Testen und Lernen in Pilotprojekten. Das Experimentieren in begrenzten, sicheren Anwendungsräumen verspricht den schnellsten Lerneffekt – gerade auf dem jungen Terrain der GenAI. Zugleich ist in der Pilotphase der rechte Zeitpunkt für den „Proof of Concept“: den Test, ob eine KI-Lösung realisierbar ist und Chancen auf Erfolg hat. Hier ist auch zu klären, ob sich der Bau eines eigenen GenAI-Tools lohnt oder die Software von Drittanbietern möglicherweise die bessere Wahl ist.

Für den Einsatz in Supportfunktionen sind bereits verschiedene Produkte verfügbar, z.B. GitHub Copilot oder CompanyGPT. Und in Fällen, für die es noch keine standardisierten Office-Lösungen gibt, könnte es sich auch lohnen abzuwarten, wie sich der Markt entwickelt und welche Angebote sich durchsetzen werden.

Größer ist der Druck für Unternehmen, die GenAI als Game Changer nutzen wollen. Maßgeschneiderte Lösungen für Kundeninteraktion oder Design gibt es (noch) nicht von der Stange. Hier gilt es, ausrei-chend zu investieren und in der Pilotphase rasch zu lernen, um die Anwendung zügig skalieren zu können. Denn nur so können Händler von dem Wettbewerbsvorteil profitieren, der sich aus einem frühen disruptiven Einsatz der neuen Technologie ergibt.

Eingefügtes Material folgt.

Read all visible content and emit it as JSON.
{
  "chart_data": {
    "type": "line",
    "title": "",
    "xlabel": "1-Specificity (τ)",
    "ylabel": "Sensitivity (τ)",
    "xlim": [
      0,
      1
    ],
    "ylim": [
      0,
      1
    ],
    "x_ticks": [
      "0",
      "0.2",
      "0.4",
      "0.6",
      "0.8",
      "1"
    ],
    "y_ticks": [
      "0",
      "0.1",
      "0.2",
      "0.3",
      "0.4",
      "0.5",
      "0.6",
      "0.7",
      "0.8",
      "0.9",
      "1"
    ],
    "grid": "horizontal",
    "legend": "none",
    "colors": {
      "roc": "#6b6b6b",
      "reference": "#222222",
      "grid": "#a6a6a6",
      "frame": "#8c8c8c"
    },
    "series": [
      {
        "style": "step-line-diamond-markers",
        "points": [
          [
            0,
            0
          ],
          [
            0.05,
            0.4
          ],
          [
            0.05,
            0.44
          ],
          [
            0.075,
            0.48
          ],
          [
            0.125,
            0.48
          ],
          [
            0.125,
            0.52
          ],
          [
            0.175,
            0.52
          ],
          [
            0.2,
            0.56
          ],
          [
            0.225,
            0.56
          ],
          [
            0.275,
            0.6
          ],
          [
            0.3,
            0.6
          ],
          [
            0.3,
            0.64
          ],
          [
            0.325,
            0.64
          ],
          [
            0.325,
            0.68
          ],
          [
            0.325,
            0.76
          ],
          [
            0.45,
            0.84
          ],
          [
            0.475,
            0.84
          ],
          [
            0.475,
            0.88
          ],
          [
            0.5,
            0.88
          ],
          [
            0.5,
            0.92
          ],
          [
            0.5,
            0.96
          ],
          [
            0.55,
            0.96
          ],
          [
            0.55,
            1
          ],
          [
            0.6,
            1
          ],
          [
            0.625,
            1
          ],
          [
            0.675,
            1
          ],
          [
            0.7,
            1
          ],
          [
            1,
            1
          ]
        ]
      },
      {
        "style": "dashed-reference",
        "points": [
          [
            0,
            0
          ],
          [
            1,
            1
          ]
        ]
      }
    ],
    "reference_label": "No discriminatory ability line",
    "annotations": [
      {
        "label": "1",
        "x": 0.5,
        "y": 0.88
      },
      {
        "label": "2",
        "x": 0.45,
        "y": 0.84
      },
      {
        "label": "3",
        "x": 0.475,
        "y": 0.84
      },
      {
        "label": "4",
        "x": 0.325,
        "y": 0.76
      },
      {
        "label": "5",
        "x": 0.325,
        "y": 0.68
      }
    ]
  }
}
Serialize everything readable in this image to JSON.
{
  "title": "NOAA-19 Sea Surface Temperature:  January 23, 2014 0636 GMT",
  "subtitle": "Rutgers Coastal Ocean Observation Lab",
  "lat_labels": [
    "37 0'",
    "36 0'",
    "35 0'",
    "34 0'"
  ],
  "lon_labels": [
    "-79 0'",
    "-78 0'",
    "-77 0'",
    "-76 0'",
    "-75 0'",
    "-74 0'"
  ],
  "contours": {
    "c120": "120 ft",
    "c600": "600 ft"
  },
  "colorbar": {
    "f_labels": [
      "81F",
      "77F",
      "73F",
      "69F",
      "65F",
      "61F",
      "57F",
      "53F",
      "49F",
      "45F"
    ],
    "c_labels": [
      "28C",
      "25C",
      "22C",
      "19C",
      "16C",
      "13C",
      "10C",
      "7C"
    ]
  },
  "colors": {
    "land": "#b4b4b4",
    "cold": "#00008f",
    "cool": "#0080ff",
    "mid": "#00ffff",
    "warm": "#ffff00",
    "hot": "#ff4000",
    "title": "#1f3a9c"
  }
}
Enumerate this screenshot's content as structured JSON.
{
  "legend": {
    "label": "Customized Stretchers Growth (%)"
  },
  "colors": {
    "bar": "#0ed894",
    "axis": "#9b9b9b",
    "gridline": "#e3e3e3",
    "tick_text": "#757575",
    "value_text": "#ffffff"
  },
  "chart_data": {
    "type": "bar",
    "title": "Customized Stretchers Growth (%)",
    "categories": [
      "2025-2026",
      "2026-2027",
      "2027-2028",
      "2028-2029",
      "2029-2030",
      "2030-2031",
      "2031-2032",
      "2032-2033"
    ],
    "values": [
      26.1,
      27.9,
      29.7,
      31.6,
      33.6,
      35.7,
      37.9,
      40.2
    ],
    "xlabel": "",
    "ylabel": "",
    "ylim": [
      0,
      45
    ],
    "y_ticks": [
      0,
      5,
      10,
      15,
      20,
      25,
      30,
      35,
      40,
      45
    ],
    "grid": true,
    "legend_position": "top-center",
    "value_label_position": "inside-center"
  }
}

Technologie skalieren. Um GenAI-Anwendungen erfolgreich im Markt auszurollen, braucht es einen ganzheitlich angelegten Ansatz über mehrere Dimensionen. Aufgabe des Topmanagements ist es zunächst, die strategische Richtung vorzugeben und einen Fahrplan für die Skalierung der zuvor getesteten Anwendungsfälle zu erstellen. Dann gilt es, in der Organisation die erforderlichen Fähigkeiten zu entwickeln, das Operating Model agil aufzustellen und die IT-Infrastruktur wie auch den vorhandenen Datenpool den neuen Anforderungen anzupassen. Ein stabiles Ökosystem aus Partnern und Zulieferern sorgt dann für die nötige Schlagkraft, um die neue Technologie rasch und effektiv zu etablieren.

Einmal mehr geben die „early adopters“ das Tempo vor: War 2023 noch das Jahr der Experimente, wird bereits 2024 mehr und mehr zum Jahr der Skalierung und Wertschöpfung, wie die hier vorgestellten GenAI-Vorreiter im Handel zeigen. Deshalb ist weiteres Abwarten keine wirkliche Option mehr – aus mehreren Gründen: Mitarbeitende werden sich schnell an die Vorteile von ChatGPT und anderen generativen KI-Apps gewöhnen – und sie auch am Arbeitsplatz nutzen wollen. Um damit verbundene Sicherheitsrisiken wie das versehentliche „Leaken“ von Unternehmensdaten im Internet zu vermeiden, sollten interne GenAI-Anwendungen daher bald möglichst eingesetzt werden – zumal geschützte Tools für die Backoffice-Nutzung bereits zur Verfügung stehen und ohne größeren Aufwand zu implementieren sind.

Das größte Risiko aber liegt letztlich darin, die neue Technologie zu ignorieren und damit zuzulassen, dass der mutigere Wettbewerb sich uneinholbare Vorsprünge verschafft. Denn GenAI ist ein weiteres mächtiges Tool in der großen KI-Toolbox. Sie wird die Art, wie Konsument:innen in Zukunft einkaufen, von Grund auf verändern. Wer ihr Potenzial rechtzeitig zu nutzen weiß, wird seine Marktposition auf lange Zeit hinaus behaupten und weiter ausbauen können.

Kernaussagen

  1. Generative KI wird Arbeitsprozesse und Kundeninteraktion im Einzelhandel revolutionieren – wer sie nicht nutzt, könnte bald das Nachsehen haben.
  2. Trotz der noch jungen Entwicklung ist es jetzt an der Zeit, die Basis für die neue Technologie zu schaffen und Erfahrungen in Pilotprojekten zu sammeln.
  3. Durch zügige Skalierung können Einzelhändler sich wertvolle Wettbewerbsvorteile verschaffen und das ökonomische Potenzial ausschöpfen, das GenAI birgt.